Christiane Taubira
Christiane Taubira ©

Christiane Taubira claque la porte et quitte son ministère.

A vélo.

L’image a fait la Une du Monde et du Parisien.

Elle a ouvert les JT de TF1 et de France 2.

C’est un condensé de la fascination exercée sur les médias par l’ancienne Garde des Sceaux. Entre attraction et répulsion.

Et voilà comment ce sujet, avant-hier, a devancé, dans toute la presse, les chiffres pourtant catastrophiques du chômage.

Certes, la Une tenait en partie…

  • à l’effet de surprise (on ne s’y attendait plus tant la ministre avait avalé de couleuvres),

  • et à la portée d’un couac supplémentaire dans un quinquennat qui les enfile comme des perles.

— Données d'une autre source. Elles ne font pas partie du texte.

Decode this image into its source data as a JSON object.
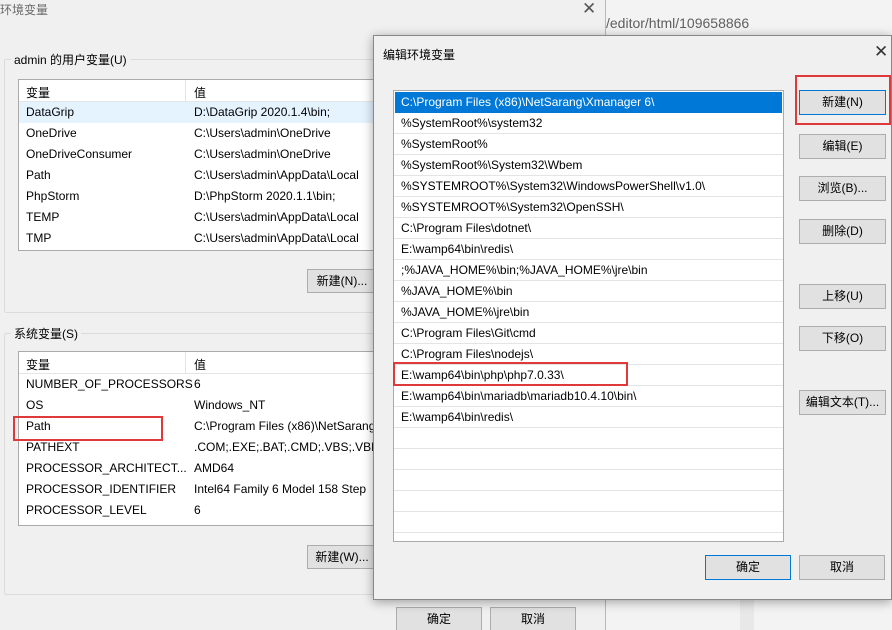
{
  "browser": {
    "url_fragment": "/editor/html/109658866"
  },
  "env_dialog": {
    "title": "环境变量",
    "close_glyph": "✕",
    "user_group": {
      "label": "admin 的用户变量(U)",
      "headers": {
        "name": "变量",
        "value": "值"
      },
      "rows": [
        {
          "name": "DataGrip",
          "value": "D:\\DataGrip 2020.1.4\\bin;"
        },
        {
          "name": "OneDrive",
          "value": "C:\\Users\\admin\\OneDrive"
        },
        {
          "name": "OneDriveConsumer",
          "value": "C:\\Users\\admin\\OneDrive"
        },
        {
          "name": "Path",
          "value": "C:\\Users\\admin\\AppData\\Local"
        },
        {
          "name": "PhpStorm",
          "value": "D:\\PhpStorm 2020.1.1\\bin;"
        },
        {
          "name": "TEMP",
          "value": "C:\\Users\\admin\\AppData\\Local"
        },
        {
          "name": "TMP",
          "value": "C:\\Users\\admin\\AppData\\Local"
        }
      ],
      "new_button": "新建(N)..."
    },
    "system_group": {
      "label": "系统变量(S)",
      "headers": {
        "name": "变量",
        "value": "值"
      },
      "rows": [
        {
          "name": "NUMBER_OF_PROCESSORS",
          "value": "6"
        },
        {
          "name": "OS",
          "value": "Windows_NT"
        },
        {
          "name": "Path",
          "value": "C:\\Program Files (x86)\\NetSarang"
        },
        {
          "name": "PATHEXT",
          "value": ".COM;.EXE;.BAT;.CMD;.VBS;.VBE"
        },
        {
          "name": "PROCESSOR_ARCHITECT...",
          "value": "AMD64"
        },
        {
          "name": "PROCESSOR_IDENTIFIER",
          "value": "Intel64 Family 6 Model 158 Step"
        },
        {
          "name": "PROCESSOR_LEVEL",
          "value": "6"
        }
      ],
      "new_button": "新建(W)..."
    },
    "ok_button": "确定",
    "cancel_button": "取消"
  },
  "edit_dialog": {
    "title": "编辑环境变量",
    "close_glyph": "✕",
    "paths": [
      "C:\\Program Files (x86)\\NetSarang\\Xmanager 6\\",
      "%SystemRoot%\\system32",
      "%SystemRoot%",
      "%SystemRoot%\\System32\\Wbem",
      "%SYSTEMROOT%\\System32\\WindowsPowerShell\\v1.0\\",
      "%SYSTEMROOT%\\System32\\OpenSSH\\",
      "C:\\Program Files\\dotnet\\",
      "E:\\wamp64\\bin\\redis\\",
      ";%JAVA_HOME%\\bin;%JAVA_HOME%\\jre\\bin",
      "%JAVA_HOME%\\bin",
      "%JAVA_HOME%\\jre\\bin",
      "C:\\Program Files\\Git\\cmd",
      "C:\\Program Files\\nodejs\\",
      "E:\\wamp64\\bin\\php\\php7.0.33\\",
      "E:\\wamp64\\bin\\mariadb\\mariadb10.4.10\\bin\\",
      "E:\\wamp64\\bin\\redis\\"
    ],
    "buttons": {
      "new": "新建(N)",
      "edit": "编辑(E)",
      "browse": "浏览(B)...",
      "delete": "删除(D)",
      "move_up": "上移(U)",
      "move_down": "下移(O)",
      "edit_text": "编辑文本(T)...",
      "ok": "确定",
      "cancel": "取消"
    }
  },
  "highlight_color": "#e0393c",
  "selection_color": "#0078d7"
}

Mais le succès médiatique tient aussi à la personnalité en elle-même de Christiane Taubira : atypique.

Revenons au vélo.

Christiane Taubira est habillée en rouge et noir, code couleur symbolique peu usité des politiques. Et elle enfourche un vélo jaune, casque de cycliste dûment vissé sur la tête.

Aucun autre leader politique français ne le ferait.

Il y a là un choix de vie et une stratégie de communication. On pense à l’héroïne de la série Borgen.

Et du coup, les cameramen sont ontraints, sur leurs motos, de rouler au pas, pour suivre dans les rues, l’ex ministre sur son vélo, comme pour un Président nouvellement élu, dans sa voiture !

C’est cocasse.

Nietzsche et Césaire

Les médias sont fascinés aussi par le "verbe" de Christiane Taubira.

Là encore, atypique. Donc fascinant.

Christiane Taubira, c’est un niveau de langage hors du commun. Plus de verbe que d’action, selon ses détracteurs.

Mais interviewer l’ex Garde des Sceaux, vous l’avez fait plusieurs fois, Patrick, c’est toujours un moment particulier pour un journaliste.

Le raisonnement emprunte des chemins inattendus, et l’improvisation est parsemée de citations de Césaire, Nietzsche ou Frantz Fanon.

Classique et… moderne en même temps. Grande adepte de Twitter, avec plus de 300.000 abonnés sur son compte personnel, presque autant que Manuel Valls.

Avec à la clé, un mélange de rareté médiatique (« je fais ce que je veux quand je veux ») et de séduction assumée, l’œil pétillant, le sourire aux lèvres… On se souvient ici même de son embryon de Marivaudage en direct avec Vincent Dedienne.

Aucune autre personnalité politique ne se l’autoriserait.

La négritude en étendard

Le troisième paramètre renvoie à ses origines.

Ce n’est pas politiquement correct.

Ca « ne se dit pas » !

Raison de plus pour mettre les pieds dans le plat : si Christiane Taubira fascine ou fascinait les médias, c’est aussi parce qu’elle est… métisse.

Ultra marine.

Guyanaise. Et votre serviteur peut s’autoriser à le dire puisqu’il est lui-même guyanais.

Ancienne militante indépendantiste. Arborant fièrement ses tresses. Et sa négritude comme un étendard.

Très atypique dans un pays historiquement centralisé et aujourd’hui guetté par le racisme. A l’exception de Gaston Monnerville il y a un demi-siècle, jamais un ultramarin n’était monté aussi haut sur l’échelle du pouvoir.

Cela en dit long, aussi, sur la France.